The Nx team also acknowledged that “a small number of users were compromised” as a result of this breach. In addition to urging users to update to 18.100.0 or later, maintainers have published the following indicators of compromise:
Nx Console version 18.95.0 was installed during the exposure period from 2:36 PM CEST to 2:47 PM CEST on May 18, 2026. Presence of files such as ~/.local/share/kitty/cat.py, ~/Library/LaunchAgents/com.user.kitty-monitor.plist, /var/tmp/.gh_update_state, or /tmp/kitty-*. There are one of the following running processes: a Python process running cat.py and a process with __DAEMONIZED=1 in its environment.
Affected users are encouraged to terminate the aforementioned processes, remove artifacts on disk, and rotate all credentials reachable from the affected machine, including tokens, secrets, and SSH keys.
This development marks the second time in the past year that the Nx ecosystem has been targeted. In August 2025, several npm packages were infected with a credential stealer as part of a supply chain attack campaign called s1ngularity. Unlike previous attacks, the latest attack targets VS Code extensions.
Too many malicious npm packages
This discovery coincided with the discovery of various malicious packages in open source repositories.

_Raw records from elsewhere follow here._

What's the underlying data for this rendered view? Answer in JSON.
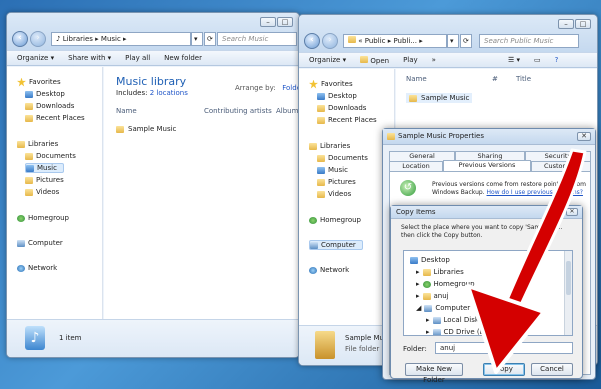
{
  "colors": {
    "accent": "#1e5fb4",
    "arrow": "#d40000",
    "link": "#1f55c7"
  },
  "win1": {
    "address": [
      "Libraries",
      "Music"
    ],
    "search_placeholder": "Search Music",
    "toolbar": [
      "Organize",
      "Share with",
      "Play all",
      "New folder"
    ],
    "nav": {
      "favorites": "Favorites",
      "desktop": "Desktop",
      "downloads": "Downloads",
      "recent": "Recent Places",
      "libraries": "Libraries",
      "documents": "Documents",
      "music": "Music",
      "pictures": "Pictures",
      "videos": "Videos",
      "homegroup": "Homegroup",
      "computer": "Computer",
      "network": "Network"
    },
    "library_title": "Music library",
    "includes_label": "Includes:",
    "includes_link": "2 locations",
    "arrange_label": "Arrange by:",
    "arrange_value": "Folder",
    "columns": [
      "Name",
      "Contributing artists",
      "Album"
    ],
    "items": [
      "Sample Music"
    ],
    "status": "1 item"
  },
  "win2": {
    "address_prefix": "«",
    "address": [
      "Public",
      "Publi..."
    ],
    "search_placeholder": "Search Public Music",
    "toolbar": [
      "Organize",
      "Open",
      "Play",
      "»"
    ],
    "columns": [
      "Name",
      "#",
      "Title"
    ],
    "items": [
      "Sample Music"
    ],
    "nav": {
      "favorites": "Favorites",
      "desktop": "Desktop",
      "downloads": "Downloads",
      "recent": "Recent Places",
      "libraries": "Libraries",
      "documents": "Documents",
      "music": "Music",
      "pictures": "Pictures",
      "videos": "Videos",
      "homegroup": "Homegroup",
      "computer": "Computer",
      "network": "Network"
    },
    "details_name": "Sample Music",
    "details_type": "File folder"
  },
  "props": {
    "title": "Sample Music Properties",
    "tabs_row1": [
      "General",
      "Sharing",
      "Security"
    ],
    "tabs_row2": [
      "Location",
      "Previous Versions",
      "Customize"
    ],
    "info_text1": "Previous versions come from restore points or from",
    "info_text2": "Windows Backup.",
    "info_link": "How do I use previous versions?"
  },
  "copy": {
    "title": "Copy Items",
    "instructions1": "Select the place where you want to copy 'Sample M...",
    "instructions2": "then click the Copy button.",
    "tree": [
      "Desktop",
      "Libraries",
      "Homegroup",
      "anuj",
      "Computer",
      "Local Disk (C:)",
      "CD Drive (D:)"
    ],
    "folder_label": "Folder:",
    "folder_value": "anuj",
    "buttons": {
      "new_folder": "Make New Folder",
      "copy": "Copy",
      "cancel": "Cancel"
    }
  }
}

Iceberg-javascript, supabase-javascript, auth-javascript, microsoft-applicationinsights-common, and ms-graph-types: 5 npm packages containing hidden ELF binaries that backdoor the Claude code session and steal developer credentials. noon-contracts: An npm package that impersonates the Noon Protocol smart contract SDK and leaks SSH keys, crypto wallet private keys, AWS credentials, Kubernetes secrets, all .env files, shell history, Docker/Git/npm tokens, and browser wallet storage paths. martinez-polygon-clipping-tony: Trojanized fork of martinez-polygon-clipping. Downloads a 17 MB PyInstaller pack Windows Remote Access Trojan (RAT) that uses Telegram for command and control (C2) for remote shell execution, screenshot capture, file upload/download, and arbitrary Python execution using post-installation hooks. common-tg-service: npm package containing functionality to take over a victim’s Telegram account while masquerading as “Common Telegram Service for NestJS Applications”. exiouss: npm package that bundles ChatGPT and OpenAI session cookie stealer targeting web browsers such as Google Chrome, Microsoft Edge, and Brave. k8s-pod-checker, dev-env-setup, node-perf-utils: Three npm packages that are part of the kube-health-tools cluster install a Large-Scale Language Model (LLM) proxy service on the victim machine, allowing the attacker to route LLM traffic through the compromised server. A credential harvesting campaign coordinated by an Indonesian-speaking attacker using a set of 38 npm packages that exploit dependency confusion. How to trick a CI/CD pipeline to resolve malicious public packages before legitimate private packages associated with Apple, Google, Alibaba, and more. An unusual campaign in which seven npm packages belonging to the @hd-team organization were found to act as stagers for the configuration used by a Chinese sports gambling and pirated streaming platform named Douqiu to determine which backend servers to connect to.